Identity evolution, struggles and troubled transitions are familiar themes and storylines in Outfest fare, and Phil Connell’s Jump, Darling (the U.S. release of which was delayed by the Covid-19 pandemic) fits neatly if slightly awkwardly into this category.  What’s interesting and almost brave about the film is the way it faces that awkwardness—deliberately and head on.  Even the title, and the narrative behind it—a past family trauma from which certain inferences are intended to be drawn—is treated tenuously and ambiguously:  as tragic legacy, foreshadowing, and dual encouragement and cautionary tale all rolled into one.  Each of the main characters, separated by more than one generation but parallel in their uncertainties and trepidations, finds him/herself at critical life crossings without a clear sense of how they will live and who they will finally be on the other side.

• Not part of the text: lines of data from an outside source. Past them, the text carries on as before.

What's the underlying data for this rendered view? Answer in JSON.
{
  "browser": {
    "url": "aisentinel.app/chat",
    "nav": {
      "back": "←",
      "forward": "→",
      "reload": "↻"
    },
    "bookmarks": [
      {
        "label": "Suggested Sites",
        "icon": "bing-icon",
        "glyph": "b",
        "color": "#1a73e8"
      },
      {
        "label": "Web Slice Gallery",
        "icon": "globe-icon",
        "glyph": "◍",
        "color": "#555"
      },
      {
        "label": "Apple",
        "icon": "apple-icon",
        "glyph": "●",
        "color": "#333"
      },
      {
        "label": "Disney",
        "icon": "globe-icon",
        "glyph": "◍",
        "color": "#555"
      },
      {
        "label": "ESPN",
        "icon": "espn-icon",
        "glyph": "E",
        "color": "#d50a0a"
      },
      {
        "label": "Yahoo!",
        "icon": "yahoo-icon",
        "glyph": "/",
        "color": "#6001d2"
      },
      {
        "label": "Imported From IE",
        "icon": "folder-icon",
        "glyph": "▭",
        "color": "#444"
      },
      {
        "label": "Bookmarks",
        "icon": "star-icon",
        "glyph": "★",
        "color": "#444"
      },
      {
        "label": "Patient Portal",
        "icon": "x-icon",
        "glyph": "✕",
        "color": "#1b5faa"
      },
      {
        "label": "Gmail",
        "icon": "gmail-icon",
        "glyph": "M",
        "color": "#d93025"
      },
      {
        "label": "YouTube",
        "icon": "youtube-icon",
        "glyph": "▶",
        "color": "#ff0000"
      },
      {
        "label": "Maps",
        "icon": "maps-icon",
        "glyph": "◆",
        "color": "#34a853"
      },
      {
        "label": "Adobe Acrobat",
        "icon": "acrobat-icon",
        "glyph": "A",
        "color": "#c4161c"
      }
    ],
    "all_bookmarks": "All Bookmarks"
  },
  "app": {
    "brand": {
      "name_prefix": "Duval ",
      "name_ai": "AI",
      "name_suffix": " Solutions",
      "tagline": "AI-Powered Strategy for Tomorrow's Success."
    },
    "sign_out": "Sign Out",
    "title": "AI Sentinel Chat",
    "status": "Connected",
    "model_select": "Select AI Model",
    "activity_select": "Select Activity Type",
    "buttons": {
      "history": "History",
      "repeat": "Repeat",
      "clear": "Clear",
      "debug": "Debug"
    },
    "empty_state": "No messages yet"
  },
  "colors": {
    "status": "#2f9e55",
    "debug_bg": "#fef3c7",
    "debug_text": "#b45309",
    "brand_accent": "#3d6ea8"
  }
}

The film is also forthright about facing a certain morbidity the culture—even in this moment of pandemic and climate collapse—usually shies away from:  death is an option considered by both characters.  Russell (Thomas Duplessie), a young Toronto-based actor and drag performer is struggling through a crisis of confidence—his own and that of his status-conscious lover’s.  With no clear plan in sight and no means of executing one, Russell leaves lover and Toronto both, heading east towards Prince Edward County and a cozy if slightly ramshackle house his grandmother, Margaret, has occupied for most of her adult life and where she continues to live—alone and presumably well into her 80s (or 90s—as is actually the case here).  It takes some finesse to act out the scary and more than slightly absurd stages of self-extinguishment, but Connell had the great fortune of casting Cloris Leachman as Margaret, and Leachman can modulate from bleak resignation to sarcastic smirk scarcely moving a muscle.  Leachman takes us through all the stages of Margaret’s struggle to retain her independence and dignity to the bitter end—halting but purposeful movement through her domesticity, her pharmaceutical temptations, the mix of care, commingled understanding and misunderstanding, and acceptance of her grandson, and her clash with family’s and friends’ lockstep expectations—one more quality she has in common with her grandson, and another aspect of the film that sets it apart from other identity dramas.

It’s Russell’s break that’s more willful and unexpected—performed (necessarily) and articulated in bar/discotheque drag performances tightly choreographed to pop dance chart hits.  His break with convention (a more commercial acting career) to devote himself more or less exclusively to drag performance entails risk—also the occasional mortification, even humiliation; with social and romantic connections all the more fleeting and tenuous.  It’s a gypsy life, but his own to make as he will.

This is where the legacy of the past—both his own and queer culture going back to radical faeries and the Cockettes—meets an uncharted future.  Connell has a lot to compress in this space, but he gives us a sense of where this kind of performance (and Russell himself) are going.  Drag was always both glitterbomb fantasy-pastiche merged with social critique, but Connell gives us a glimpse of where it might go post-ballroom, Rupaul and the other commercial permutations beyond bars and clubs:  not necessarily a Western ‘kabuki’, but a social narrative fused from sex/gender play and the cultural clichés of pop music.  (The film’s soundtrack includes music or musical references from, among others, Robyn, Scissor Sisters and London Grammar, as well as a full-on performance of Rough Trade’s “High School Confidential”—perfect material played to the hilt by Duplessie.)

The film—Cloris Leachman’s last film performance—was preceded by a brief film/video tribute to the star herself, featuring actors as disparate as Bryan Cranston, Lily Tomlin, Cybill Shepherd, Bob Saget, Leslie Jordan and others. I was disappointed not to see more (e.g., Peter Bogdanovich—or for that matter, Timothy Bottoms or Jeff Bridges; Mel Brooks, etc.), although clearly many of those best-equipped to pay tribute to her astonishing gifts had predeceased her.  For those familiar with her work on screen and stage, Jump, Darling was itself a tribute to her fierce talent and unyielding discipline.  Watching her play Margaret was testimony not only to her radiant talent and undiminished acting skill but a masterful creative economy of performance—Leachman is not one to leave a single moment of screen time wasted and there’s music to every moment.  The catalogue of her career could make a textbook for acting—or for any creative life.